Nesse cenário vemos como a combinação de baixa tecnologia e alta participação social criam um novo tipo de agente socioambiental e como novos conflitos entre humanos e meio ambiente podem emergir.
A reunião já começou tensa. Carmem leu e releu a proposta da Praia, mas não conseguiu enxergar como seria possível reduzir a pegada humana daquele ecossistema em 40% ainda naquele ano. Ela mexia e remexia os papéis, olhava para o comitê, incrédula. Da janela da sala do centro comunitário ela podia ver a praia, o mangue, as dunas e o resort, todos perfeitamente integrados ao meio ambiente. Vila Paraíso era o nome que os humanos davam para a comunidade, parte jogada de marketing para atrair visitantes, e parte reconhecimento do equilíbrio sócio-ambiental atingido no local em 2040. Mas o lugar tinha outro nome, muito mais relevante para a reunião: Praia do Mangue das Pedras P.A. A sigla era de “pessoa ambiental” e na frente de Carmen, os advogados da Praia estavam prontos para forçar as exigências do cliente.
“Alguma dúvida, senhora Carmem”, perguntou um dos advogados.
Dúvida? Nenhuma. “Só tenho a certeza que isso é impossível de ser realizado. Vocês estão praticamente nos despejando”, disse Carmem batendo o punho na mesa.
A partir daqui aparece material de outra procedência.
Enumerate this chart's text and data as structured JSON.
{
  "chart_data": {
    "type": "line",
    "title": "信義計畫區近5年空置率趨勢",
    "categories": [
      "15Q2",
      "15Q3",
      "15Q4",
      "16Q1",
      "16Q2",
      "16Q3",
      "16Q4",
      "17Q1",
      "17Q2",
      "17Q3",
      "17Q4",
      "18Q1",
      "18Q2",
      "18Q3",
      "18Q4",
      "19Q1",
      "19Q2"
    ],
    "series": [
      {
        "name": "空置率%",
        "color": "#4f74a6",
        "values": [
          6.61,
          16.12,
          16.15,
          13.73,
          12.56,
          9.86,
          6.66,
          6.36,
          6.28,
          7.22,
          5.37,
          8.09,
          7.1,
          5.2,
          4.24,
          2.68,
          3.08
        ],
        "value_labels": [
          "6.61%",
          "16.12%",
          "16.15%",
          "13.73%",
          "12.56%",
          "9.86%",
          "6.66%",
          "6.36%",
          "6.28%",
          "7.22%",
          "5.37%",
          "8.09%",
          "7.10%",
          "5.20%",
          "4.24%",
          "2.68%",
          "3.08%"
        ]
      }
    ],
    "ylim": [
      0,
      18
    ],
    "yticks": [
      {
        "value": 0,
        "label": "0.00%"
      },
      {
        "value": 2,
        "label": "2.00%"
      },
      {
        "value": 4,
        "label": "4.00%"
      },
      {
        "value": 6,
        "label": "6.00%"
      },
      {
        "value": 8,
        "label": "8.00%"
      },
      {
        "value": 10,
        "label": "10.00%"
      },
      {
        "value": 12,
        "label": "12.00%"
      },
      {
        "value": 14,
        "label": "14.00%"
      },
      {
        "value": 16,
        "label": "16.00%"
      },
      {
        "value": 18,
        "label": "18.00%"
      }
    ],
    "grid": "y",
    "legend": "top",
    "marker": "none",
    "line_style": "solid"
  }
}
“Não é do interesse da Praia que haja qualquer prejuízo aos seus ocupantes humanos, senhora Carmem. Mas a senhora há de lembrar que o reconhecimento legal da Praia do Mangue como pessoa ambiental em 2033 previa a revisão da ocupação e redução da presença humana em cinco anos. A Praia acatou o pedido da Vila e postergou a revisão do acordo por quase dois anos. A natureza exige que seus direitos sejam preservados.”
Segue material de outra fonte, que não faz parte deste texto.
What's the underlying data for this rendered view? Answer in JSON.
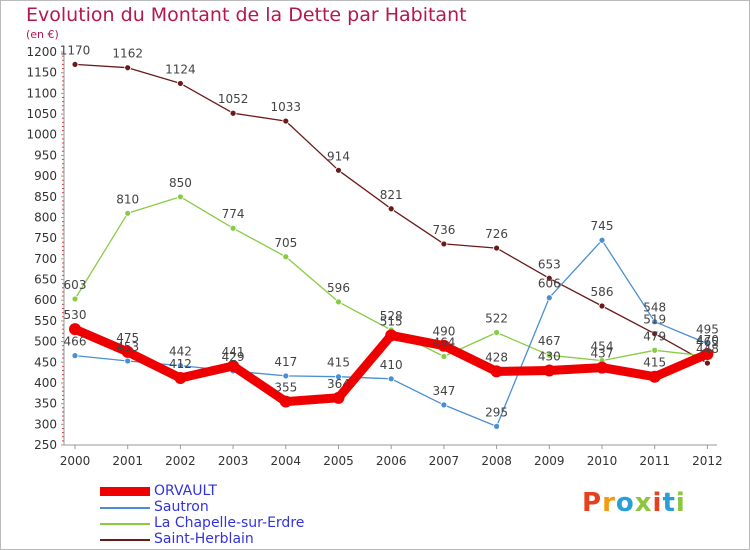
{
  "title": "Evolution du Montant de la Dette par Habitant",
  "subtitle": "(en €)",
  "brand": {
    "text": "Proxiti",
    "letter_colors": [
      "#e8401c",
      "#f39c12",
      "#2a9fd6",
      "#8cc63f",
      "#e8401c",
      "#2a9fd6",
      "#8cc63f"
    ]
  },
  "chart_data": {
    "type": "line",
    "x": [
      2000,
      2001,
      2002,
      2003,
      2004,
      2005,
      2006,
      2007,
      2008,
      2009,
      2010,
      2011,
      2012
    ],
    "ylim": [
      250,
      1200
    ],
    "yticks": [
      250,
      300,
      350,
      400,
      450,
      500,
      550,
      600,
      650,
      700,
      750,
      800,
      850,
      900,
      950,
      1000,
      1050,
      1100,
      1150,
      1200
    ],
    "grid": false,
    "legend_position": "bottom-left",
    "series": [
      {
        "name": "ORVAULT",
        "color": "#ee0000",
        "style": "thick",
        "values": [
          530,
          475,
          412,
          441,
          355,
          364,
          515,
          490,
          428,
          430,
          437,
          415,
          470
        ],
        "labels": [
          "530",
          "475",
          "412",
          "441",
          "355",
          "364",
          "515",
          "490",
          "428",
          "430",
          "437",
          "415",
          "470"
        ]
      },
      {
        "name": "Sautron",
        "color": "#4a8ed4",
        "style": "thin",
        "values": [
          466,
          453,
          442,
          429,
          417,
          415,
          410,
          347,
          295,
          606,
          745,
          548,
          495
        ],
        "labels": [
          "466",
          "453",
          "442",
          "429",
          "417",
          "415",
          "410",
          "347",
          "295",
          "606",
          "745",
          "548",
          "495"
        ]
      },
      {
        "name": "La Chapelle-sur-Erdre",
        "color": "#88cc44",
        "style": "thin",
        "values": [
          603,
          810,
          850,
          774,
          705,
          596,
          528,
          464,
          522,
          467,
          454,
          479,
          465
        ],
        "labels": [
          "603",
          "810",
          "850",
          "774",
          "705",
          "596",
          "528",
          "464",
          "522",
          "467",
          "454",
          "479",
          "465"
        ]
      },
      {
        "name": "Saint-Herblain",
        "color": "#6b1a1a",
        "style": "thin",
        "values": [
          1170,
          1162,
          1124,
          1052,
          1033,
          914,
          821,
          736,
          726,
          653,
          586,
          519,
          448
        ],
        "labels": [
          "1170",
          "1162",
          "1124",
          "1052",
          "1033",
          "914",
          "821",
          "736",
          "726",
          "653",
          "586",
          "519",
          "448"
        ]
      }
    ]
  }
}
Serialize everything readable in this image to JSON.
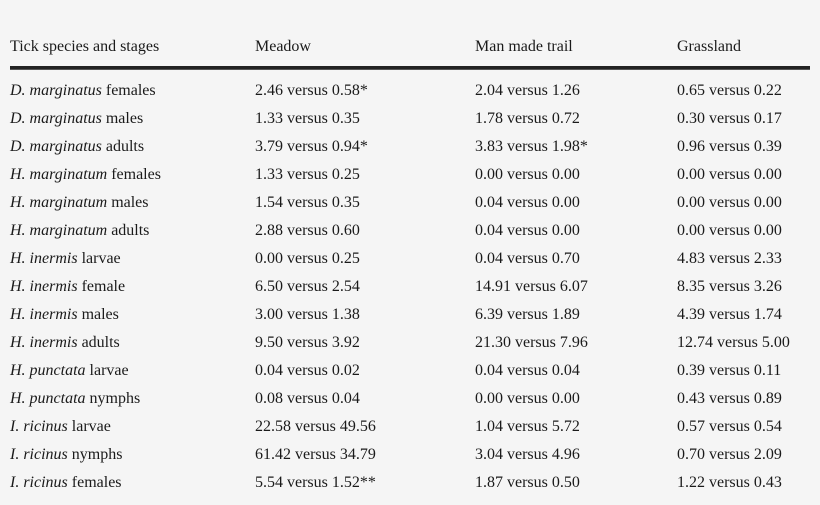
{
  "table": {
    "headers": [
      "Tick species and stages",
      "Meadow",
      "Man made trail",
      "Grassland"
    ],
    "rows": [
      {
        "species": "D. marginatus",
        "stage": "females",
        "meadow": "2.46 versus 0.58*",
        "trail": "2.04 versus 1.26",
        "grassland": "0.65 versus 0.22"
      },
      {
        "species": "D. marginatus",
        "stage": "males",
        "meadow": "1.33 versus 0.35",
        "trail": "1.78 versus 0.72",
        "grassland": "0.30 versus 0.17"
      },
      {
        "species": "D. marginatus",
        "stage": "adults",
        "meadow": "3.79 versus 0.94*",
        "trail": "3.83 versus 1.98*",
        "grassland": "0.96 versus 0.39"
      },
      {
        "species": "H. marginatum",
        "stage": "females",
        "meadow": "1.33 versus 0.25",
        "trail": "0.00 versus 0.00",
        "grassland": "0.00 versus 0.00"
      },
      {
        "species": "H. marginatum",
        "stage": "males",
        "meadow": "1.54 versus 0.35",
        "trail": "0.04 versus 0.00",
        "grassland": "0.00 versus 0.00"
      },
      {
        "species": "H. marginatum",
        "stage": "adults",
        "meadow": "2.88 versus 0.60",
        "trail": "0.04 versus 0.00",
        "grassland": "0.00 versus 0.00"
      },
      {
        "species": "H. inermis",
        "stage": "larvae",
        "meadow": "0.00 versus 0.25",
        "trail": "0.04 versus 0.70",
        "grassland": "4.83 versus 2.33"
      },
      {
        "species": "H. inermis",
        "stage": "female",
        "meadow": "6.50 versus 2.54",
        "trail": "14.91 versus 6.07",
        "grassland": "8.35 versus 3.26"
      },
      {
        "species": "H. inermis",
        "stage": "males",
        "meadow": "3.00 versus 1.38",
        "trail": "6.39 versus 1.89",
        "grassland": "4.39 versus 1.74"
      },
      {
        "species": "H. inermis",
        "stage": "adults",
        "meadow": "9.50 versus 3.92",
        "trail": "21.30 versus 7.96",
        "grassland": "12.74 versus 5.00"
      },
      {
        "species": "H. punctata",
        "stage": "larvae",
        "meadow": "0.04 versus 0.02",
        "trail": "0.04 versus 0.04",
        "grassland": "0.39 versus 0.11"
      },
      {
        "species": "H. punctata",
        "stage": "nymphs",
        "meadow": "0.08 versus 0.04",
        "trail": "0.00 versus 0.00",
        "grassland": "0.43 versus 0.89"
      },
      {
        "species": "I. ricinus",
        "stage": "larvae",
        "meadow": "22.58 versus 49.56",
        "trail": "1.04 versus 5.72",
        "grassland": "0.57 versus 0.54"
      },
      {
        "species": "I. ricinus",
        "stage": "nymphs",
        "meadow": "61.42 versus 34.79",
        "trail": "3.04 versus 4.96",
        "grassland": "0.70 versus 2.09"
      },
      {
        "species": "I. ricinus",
        "stage": "females",
        "meadow": "5.54 versus 1.52**",
        "trail": "1.87 versus 0.50",
        "grassland": "1.22 versus 0.43"
      }
    ]
  }
}
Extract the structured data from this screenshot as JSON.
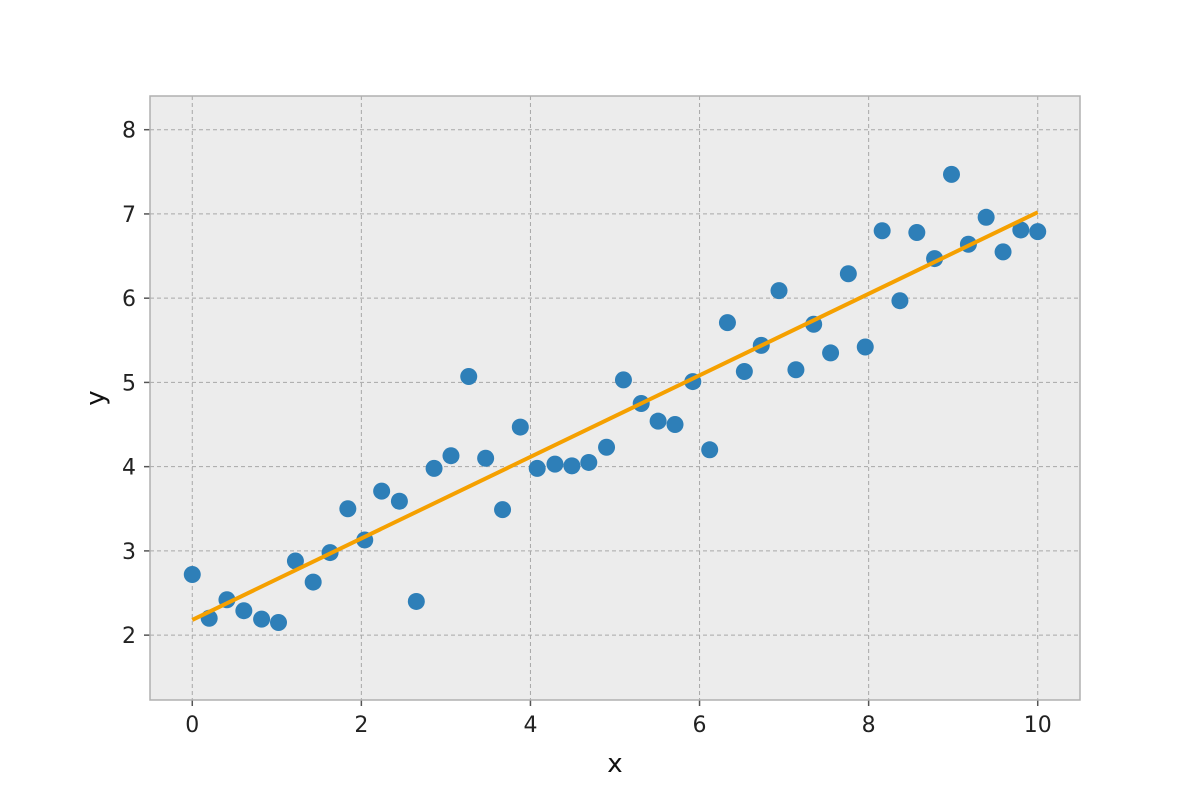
{
  "chart_data": {
    "type": "scatter",
    "title": "",
    "xlabel": "x",
    "ylabel": "y",
    "xlim": [
      -0.5,
      10.5
    ],
    "ylim": [
      1.23,
      8.4
    ],
    "xticks": [
      0,
      2,
      4,
      6,
      8,
      10
    ],
    "yticks": [
      2,
      3,
      4,
      5,
      6,
      7,
      8
    ],
    "grid": true,
    "legend": "none",
    "colors": {
      "background": "#ececec",
      "points": "#2e7fb8",
      "fit_line": "#f5a000",
      "grid": "#a8a8a8",
      "frame": "#b0b0b0"
    },
    "series": [
      {
        "type": "scatter",
        "x": [
          0,
          0.2,
          0.41,
          0.61,
          0.82,
          1.02,
          1.22,
          1.43,
          1.63,
          1.84,
          2.04,
          2.24,
          2.45,
          2.65,
          2.86,
          3.06,
          3.27,
          3.47,
          3.67,
          3.88,
          4.08,
          4.29,
          4.49,
          4.69,
          4.9,
          5.1,
          5.31,
          5.51,
          5.71,
          5.92,
          6.12,
          6.33,
          6.53,
          6.73,
          6.94,
          7.14,
          7.35,
          7.55,
          7.76,
          7.96,
          8.16,
          8.37,
          8.57,
          8.78,
          8.98,
          9.18,
          9.39,
          9.59,
          9.8,
          10
        ],
        "y": [
          2.72,
          2.2,
          2.42,
          2.29,
          2.19,
          2.15,
          2.88,
          2.63,
          2.98,
          3.5,
          3.13,
          3.71,
          3.59,
          2.4,
          3.98,
          4.13,
          5.07,
          4.1,
          3.49,
          4.47,
          3.98,
          4.03,
          4.01,
          4.05,
          4.23,
          5.03,
          4.75,
          4.54,
          4.5,
          5.01,
          4.2,
          5.71,
          5.13,
          5.44,
          6.09,
          5.15,
          5.69,
          5.35,
          6.29,
          5.42,
          6.8,
          5.97,
          6.78,
          6.47,
          7.47,
          6.64,
          6.96,
          6.55,
          6.81,
          6.79
        ]
      },
      {
        "type": "line",
        "x": [
          0,
          10
        ],
        "y": [
          2.18,
          7.02
        ]
      }
    ]
  }
}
Carmem segurou a cabeça entre as mãos. Havia sido uma luta para negociar a extensão do prazo. A ironia é que ela mesma tinha brigado pela conversão e reconhecimento do antigo parque Praia do mangue das Pedras em pessoa ambiental. Ela mesma havia redigido o manifesto pelos direitos da praia. O direito de existir, o direito de seguir seu curso natural, o direito de usar seus recursos em benefício próprio. “Nós respeitamos os direitos da Praia. Pelo amor de Deus, nós ajudamos a Praia a existir. Nós protegemos ela de quem quer só explorar suas riquezas”, disse Carmem.
“Com todo respeito, senhora Carmem, mas a Praia não precisa da tutela humana para garantir sua existência”, disse uma outra advogada. “A Praia é perfeitamente capaz de cuidar de si mesma e a tentativa de intervenção da comunidade só faz atrapalhar as coisas. Além disso, tem a questão do direito de seguir seu curso natural.”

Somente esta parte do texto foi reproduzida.